Search code examples
apijobspipelinegoogle-cloud-dataflow

What is the correct way to get the result of Pipeline?


My code for handling my pipeline result looks like this (some snipped for brevity's sake):

PipelineResult result = pipeline.run();
switch (result.getState()) {
      case DONE: {
        handleDone();
        break;
      }
      case FAILED: {
        handleFailed();
        break;
      }
      case CANCELLED: {
        handleCancelled();
        break;   
      }
      case UNKNOWN:
      case RUNNING:
      case STOPPED: {
        handleUnknownRunningStopped();
        break;      
      }
      default: {
        assert false;
        throw new IllegalStateException();
     }
}

However, I've noticed that instead of returning a value of the enum PipelineResult.State for e.g. FAILED or CANCELLED, an exception is thrown:

  1. For a failed job, a DataflowJobExecutionException is thrown
  2. For a cancelled job, a DataflowJobCancelledException is thrown

What is the correct way (programmatically) to handle the result of a pipeline?


Solution

  • Both DataflowPipelineRunners return the PipelineResult that allows you to query the current status of the pipeline. The DataflowPipelineRunner returns a PipelineResult immediately upon job submission, but the BlockingDataflowPipelineRunner doesn't return it until the job has completed.

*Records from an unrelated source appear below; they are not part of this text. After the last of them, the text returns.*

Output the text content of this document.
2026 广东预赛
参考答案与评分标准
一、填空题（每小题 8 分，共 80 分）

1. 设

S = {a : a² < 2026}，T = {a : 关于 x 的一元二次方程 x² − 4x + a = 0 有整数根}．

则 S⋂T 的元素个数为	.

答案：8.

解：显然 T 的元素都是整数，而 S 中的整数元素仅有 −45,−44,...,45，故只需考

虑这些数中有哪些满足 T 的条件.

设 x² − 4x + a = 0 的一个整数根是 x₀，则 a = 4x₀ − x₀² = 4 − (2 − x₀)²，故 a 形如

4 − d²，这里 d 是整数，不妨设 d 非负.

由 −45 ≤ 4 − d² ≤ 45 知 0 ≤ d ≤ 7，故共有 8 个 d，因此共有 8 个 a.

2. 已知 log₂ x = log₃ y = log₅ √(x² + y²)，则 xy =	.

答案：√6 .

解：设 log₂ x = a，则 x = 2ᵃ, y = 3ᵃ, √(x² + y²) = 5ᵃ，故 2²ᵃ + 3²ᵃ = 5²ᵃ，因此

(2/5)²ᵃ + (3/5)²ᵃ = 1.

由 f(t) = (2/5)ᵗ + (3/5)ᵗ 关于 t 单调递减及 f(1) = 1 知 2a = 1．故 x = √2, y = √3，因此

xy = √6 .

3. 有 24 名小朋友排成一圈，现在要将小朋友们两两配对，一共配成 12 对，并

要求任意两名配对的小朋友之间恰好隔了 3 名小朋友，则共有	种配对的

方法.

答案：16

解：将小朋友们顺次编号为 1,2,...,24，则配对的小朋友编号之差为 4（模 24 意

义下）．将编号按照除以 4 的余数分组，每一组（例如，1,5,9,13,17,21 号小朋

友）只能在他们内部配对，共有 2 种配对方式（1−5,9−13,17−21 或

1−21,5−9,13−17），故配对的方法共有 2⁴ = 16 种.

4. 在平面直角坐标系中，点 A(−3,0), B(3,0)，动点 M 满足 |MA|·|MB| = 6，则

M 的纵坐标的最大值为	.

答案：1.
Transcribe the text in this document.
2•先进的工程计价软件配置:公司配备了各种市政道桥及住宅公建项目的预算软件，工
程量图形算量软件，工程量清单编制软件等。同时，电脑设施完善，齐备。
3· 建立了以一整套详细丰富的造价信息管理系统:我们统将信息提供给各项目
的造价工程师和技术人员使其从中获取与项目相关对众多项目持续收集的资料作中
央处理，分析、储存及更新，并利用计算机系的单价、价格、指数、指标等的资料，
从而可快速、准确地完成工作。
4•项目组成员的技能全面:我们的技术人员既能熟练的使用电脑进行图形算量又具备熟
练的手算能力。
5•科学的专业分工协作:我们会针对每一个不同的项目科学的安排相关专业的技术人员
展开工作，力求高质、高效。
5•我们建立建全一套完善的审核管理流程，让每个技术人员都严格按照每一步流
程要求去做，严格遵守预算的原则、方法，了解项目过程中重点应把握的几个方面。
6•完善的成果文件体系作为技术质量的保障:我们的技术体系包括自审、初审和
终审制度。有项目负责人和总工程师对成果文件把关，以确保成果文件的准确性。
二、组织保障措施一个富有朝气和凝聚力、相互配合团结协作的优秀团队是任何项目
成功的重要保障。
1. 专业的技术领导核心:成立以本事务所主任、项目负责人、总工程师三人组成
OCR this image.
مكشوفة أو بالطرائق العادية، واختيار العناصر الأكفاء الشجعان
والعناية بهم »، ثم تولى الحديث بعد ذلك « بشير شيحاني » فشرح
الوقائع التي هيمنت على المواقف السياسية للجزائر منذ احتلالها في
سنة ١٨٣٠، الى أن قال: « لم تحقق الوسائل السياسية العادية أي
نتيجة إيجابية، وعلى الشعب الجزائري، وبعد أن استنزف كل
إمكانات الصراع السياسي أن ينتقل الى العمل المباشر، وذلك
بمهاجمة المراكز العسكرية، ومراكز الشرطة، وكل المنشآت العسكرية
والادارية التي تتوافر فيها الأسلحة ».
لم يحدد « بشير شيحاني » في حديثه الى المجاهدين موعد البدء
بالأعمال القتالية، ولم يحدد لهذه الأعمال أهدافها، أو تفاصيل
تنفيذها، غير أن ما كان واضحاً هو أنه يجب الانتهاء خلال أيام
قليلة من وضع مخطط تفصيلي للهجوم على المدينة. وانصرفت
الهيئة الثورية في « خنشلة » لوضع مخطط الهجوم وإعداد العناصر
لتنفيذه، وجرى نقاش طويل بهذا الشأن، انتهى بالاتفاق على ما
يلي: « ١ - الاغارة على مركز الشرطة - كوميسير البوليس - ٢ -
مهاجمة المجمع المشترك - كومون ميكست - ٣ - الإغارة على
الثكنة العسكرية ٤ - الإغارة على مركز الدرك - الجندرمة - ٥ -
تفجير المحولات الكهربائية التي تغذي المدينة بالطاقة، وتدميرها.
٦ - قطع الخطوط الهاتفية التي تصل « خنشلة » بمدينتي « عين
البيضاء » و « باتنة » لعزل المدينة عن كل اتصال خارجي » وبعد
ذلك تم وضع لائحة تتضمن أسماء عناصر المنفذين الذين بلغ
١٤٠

    In addition, the BlockingDataflowPipeline runner throws an exception if the job does not complete successfully -- since you've specified a blocking run(), we assume you want to know if something goes wrong. So if you've hard coded the Blocking Runner, then relying on an exception is an easy way to handle failure.

    Note that the code snippet you wrote uses the more general PipelineResult option, but won't work with the non-blocking runner, since that will return a result while the job is still running.